Effingham Mayor Mike Schutzbach and Commissioner Merv Gillenwater, both with lengthy law enforcement backgrounds, voted to prohibit the sale of recreational cannabis, while Commissioners Libby Moeller, Larry Micenheimer and Hank Stephens voted not to prohibit the sale, thereby allowing it in 2020.
While there are still matters to be handled before sales can even happen in Effingham, the next step is to have the city make a determination of cannabis business establishment locations, which includes zoning, special-use permits, if needed, and rules and regulations pertaining to the time, place, manner and the number of business establishments.
In other matters at the meeting this week, the council set its tax levy for 2019, payable in 2020. The city’s portion of the levy is 2.5 percent more than it received last year.
City Administrator Steve Miller said the tentative levy amount is expected to be $3.765 million for the city. Including the library’s levy, the full amount is expected to be $4.719 million or 2.68 percent increase. The 2.5 percent increase is estimated to bring almost $92,000 more than it received last year. Including the library’s levy, it is proposed to receive another $32,000 more than last year.
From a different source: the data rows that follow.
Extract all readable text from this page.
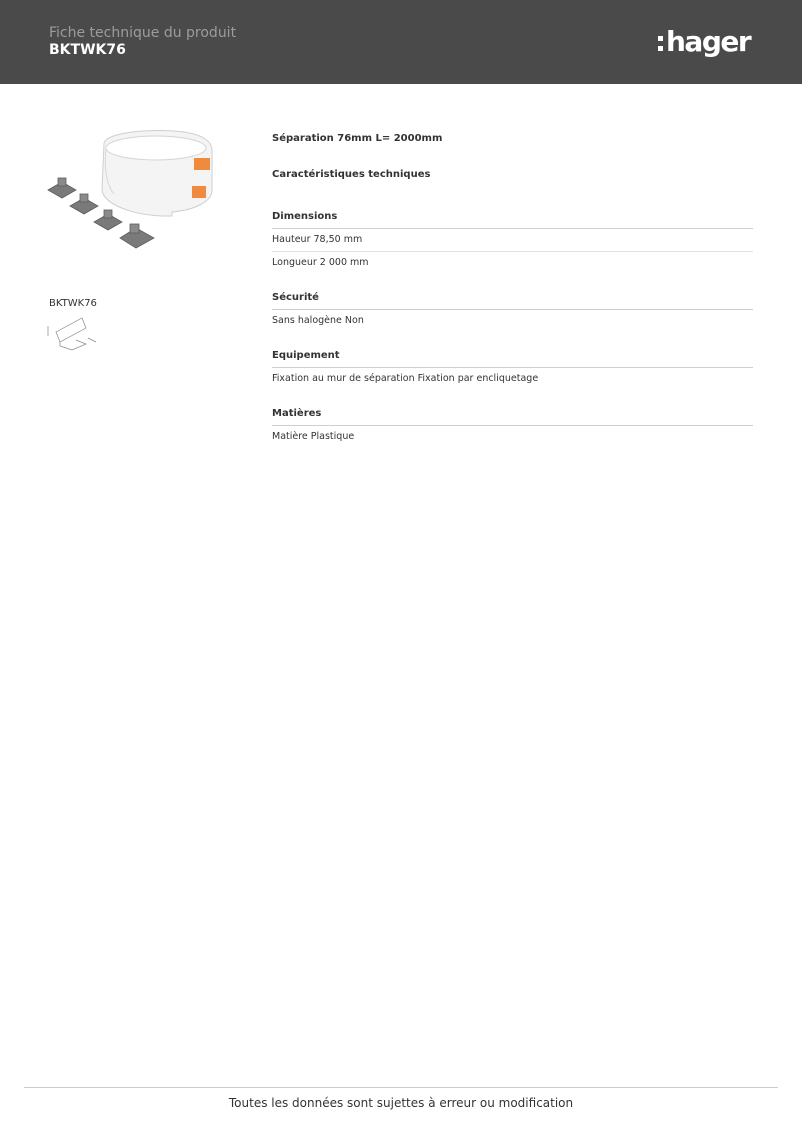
Fiche technique du produit
BKTWK76	hager
BKTWK76
Séparation 76mm L= 2000mm
Caractéristiques techniques
Dimensions
Hauteur 78,50 mm
Longueur 2 000 mm
Sécurité
Sans halogène Non
Equipement
Fixation au mur de séparation Fixation par encliquetage
Matières
Matière Plastique
Toutes les données sont sujettes à erreur ou modification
In other financial business, the city received “a clean opinion” on the finances ending this past fiscal year, April 30, 2019, from Auditor Dave Faller with West & Company. General Fund sales tax has increased by 8.9 percent compared to last year; income tax revenue increased by 10 percent; and water and sewer fees decreased by approximately $100,000, or .018 percent, from last year. The city has the ability to operate without any income coming in to the general fund, between 7 and 8 months, he told the council. Most governments want to see at least 90 days worth of funds available at any given time.
This is information that means the city has working cash in the event there was a major change in the economy or income of its revenues, Miller added.
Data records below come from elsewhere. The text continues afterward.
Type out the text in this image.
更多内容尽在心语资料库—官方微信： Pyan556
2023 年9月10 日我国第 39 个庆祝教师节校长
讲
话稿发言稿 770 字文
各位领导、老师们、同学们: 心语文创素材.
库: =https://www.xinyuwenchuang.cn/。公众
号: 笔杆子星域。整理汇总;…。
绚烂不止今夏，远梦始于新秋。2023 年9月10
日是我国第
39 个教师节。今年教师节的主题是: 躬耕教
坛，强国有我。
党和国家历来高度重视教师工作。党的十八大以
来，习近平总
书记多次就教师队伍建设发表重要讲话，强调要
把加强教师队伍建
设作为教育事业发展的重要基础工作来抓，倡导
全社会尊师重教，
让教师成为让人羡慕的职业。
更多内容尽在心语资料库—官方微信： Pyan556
In other matters, the council:
- Recognized Jenn Alwardt, Effingham Fire Department executive secretary, as the employee of the quarter. She will be included in the running for employee of the year, as well.
- Recognized Sandi Gillet, Effingham Police Department technical services assistant, for a Special Act Award for going above and beyond her duty in the police records department. She assisted a Chicago man who needed to clear up an outstanding fine from 1966 when he was 22 years old. He went off to serve in the Vietnam War and returned, had his driver’s license renewed several times until the most recently when he tried to get the new Real ID from Illinois Secretary of State, when it was determined there was a fine needed paid from 1966, and his license was revoked. Gillet had to find information and communicate with the SOS to obtain a new license.
- Approved authorization of the removal of the exhaust systems for fire engines in Station 3 to be placed in Station 2 under renovation. The MagneGrip SBTM systems will be moved by Clean Air Concepts in the total amount of $19,822, in order to remove, relocate and reinstall the current system. Payment for this project will be funded by the 2017 bond proceeds.
- Discussed an intergovernmental agreement with the Effingham County Emergency Telephone System Board to provide 911 services for the next three years. The agreement will only be put into place if the Effingham County Board also approves the agreement.
- Heard from Jodi Thoele, Effingham tourism director, that the first weekend at Wonderland in Lights at Community Park drew 600 cars. She added due to some mischief to the lights being unplugged at different times, more security cameras will be added to the display.